Viele sehen Angela Merkels Flüchtlingspolitik als Auslöser für den Aufstieg der AfD. Die damalige CDU-Spitze um Merkel hielt sich mit Kritik eher zurück. Zumindest bisher.

Späte Kritik an Ex-Kanzlerin Angela Merkel: Der baden-württembergische Innenminister Thomas Strobl (CDU) hat sich deutlich von der Flüchtlingspolitik seiner ehemaligen Parteichefin distanziert. Im SWR-Videopodcast "Zur Sache intensiv" sagte der langjährige CDU-Vizechef und Vertraute Merkels: "Den Satz 'Wir schaffen das' fand ich nicht so schlimm. Ich war allerdings unterschiedlicher Meinung bei einem anderen Satz, weil die damalige Bundeskanzlerin hat einmal gesagt: Wir können unsere Grenzen nicht schützen. Diesen Satz halte ich für falsch." Den habe er schon im Herbst 2015 zu Beginn der Migrationskrise für falsch gehalten, erklärte der 64-jährige Strobl.

Den SWR-Videopodcast "Zur Sache - intensiv" gibt es auf YouTube:

Innenminister über Fehler in der Flüchtlingskrise | SWR Zur Sache! Intensiv

Strobl: Wollte härteres Grenzregime schon im Herbst 2015

"Wir machen jetzt an den deutschen Grenzen intensivere Kontrollen", sagte Strobl, "die hätte ich gerne schon zu einem sehr viel früheren Zeitpunkt gemacht." Auf die Frage, ob er damit 2015 meine, sagte er: "In Wahrheit ja. Und zwar nicht im ersten Moment, also als dieser erste berühmte Zug gekommen ist. Diesen einen Zug hätte ich auch fahren lassen. Ich hätte mir dann aber gewünscht, dass wir sehr schnell, wenn nicht Tage später, dann aber einige Wochen später ein anderes Grenzregime an den deutschen Binnengrenzen machen."
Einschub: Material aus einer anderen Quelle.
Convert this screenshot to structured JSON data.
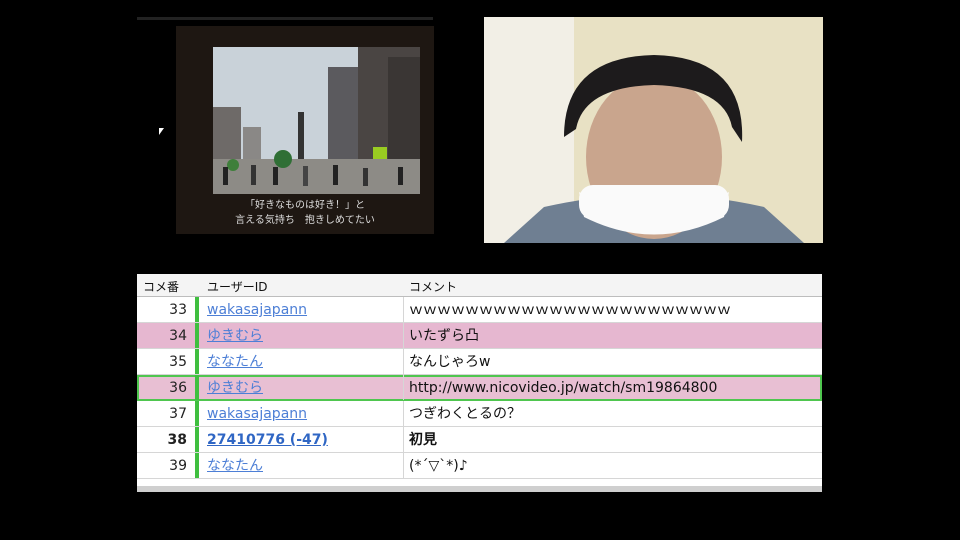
{
  "slide": {
    "caption_line1": "「好きなものは好き！」と",
    "caption_line2": "言える気持ち　抱きしめてたい"
  },
  "grid": {
    "headers": {
      "number": "コメ番",
      "user": "ユーザーID",
      "comment": "コメント"
    },
    "rows": [
      {
        "number": "33",
        "user": "wakasajapann",
        "comment": "ｗｗｗｗｗｗｗｗｗｗｗｗｗｗｗｗｗｗｗｗｗｗｗ",
        "style": "plain"
      },
      {
        "number": "34",
        "user": "ゆきむら",
        "comment": "いたずら凸",
        "style": "pink"
      },
      {
        "number": "35",
        "user": "ななたん",
        "comment": "なんじゃろw",
        "style": "plain"
      },
      {
        "number": "36",
        "user": "ゆきむら",
        "comment": "http://www.nicovideo.jp/watch/sm19864800",
        "style": "selected"
      },
      {
        "number": "37",
        "user": "wakasajapann",
        "comment": "つぎわくとるの？",
        "style": "plain"
      },
      {
        "number": "38",
        "user": "27410776 (-47)",
        "comment": "初見",
        "style": "bold"
      },
      {
        "number": "39",
        "user": "ななたん",
        "comment": "(*´▽`*)♪",
        "style": "plain"
      }
    ]
  },
  "colors": {
    "pink_row": "#e6b7d0",
    "selection_border": "#4fc64f",
    "user_link": "#4d7fd6",
    "user_bar": "#3fbf3f"
  }
}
Die damaligen Bedenken gegenüber Grenzkontrollen seien falsch gewesen, das zeigten die Erfolge der jetzigen Kontrollen: "Wir stellen fest, dass alles, was gegen die Grenzkontrollen ins Feld geführt worden ist: kilometerlange Staus und das funktioniert nicht, und, und, und - tatsächlich nicht eintritt." Stattdessen stelle die Bundespolizei tausendfach illegale Migration fest und weise ebenso oft an der Grenze zurück. Zudem bekämpfe man so höchst effizient Schleuserkriminalität und organisierte Kriminalität. "Das hätte man schon früher tun können." Bundesinnenministerin Nancy Faeser (SPD) hatte erst im Dezember angekündigt, die Grenzkontrollen zu Polen Tschechien und der Schweiz um mindestens zwei Monate verlängern zu wollen. Auch sie bezeichnete die Maßnahmen als wirksam.

Ob die deutschen Grenzkontrollen aber wirklich so effektiv sind, wie Strobl und Faeser das darstellen, ist zumindest umstritten. Von der Gewerkschaft der Polizei hieß es etwa Anfang Januar: Sinkende Asylantragszahlen seien kein eindeutiger Beleg für die vermeintliche Wirksamkeit deutscher Grenzkontrollen. Der Grund für die sinkenden Zahlen sei vielmehr in der stärkeren Überwachung der EU-Außengrenzen zu suchen.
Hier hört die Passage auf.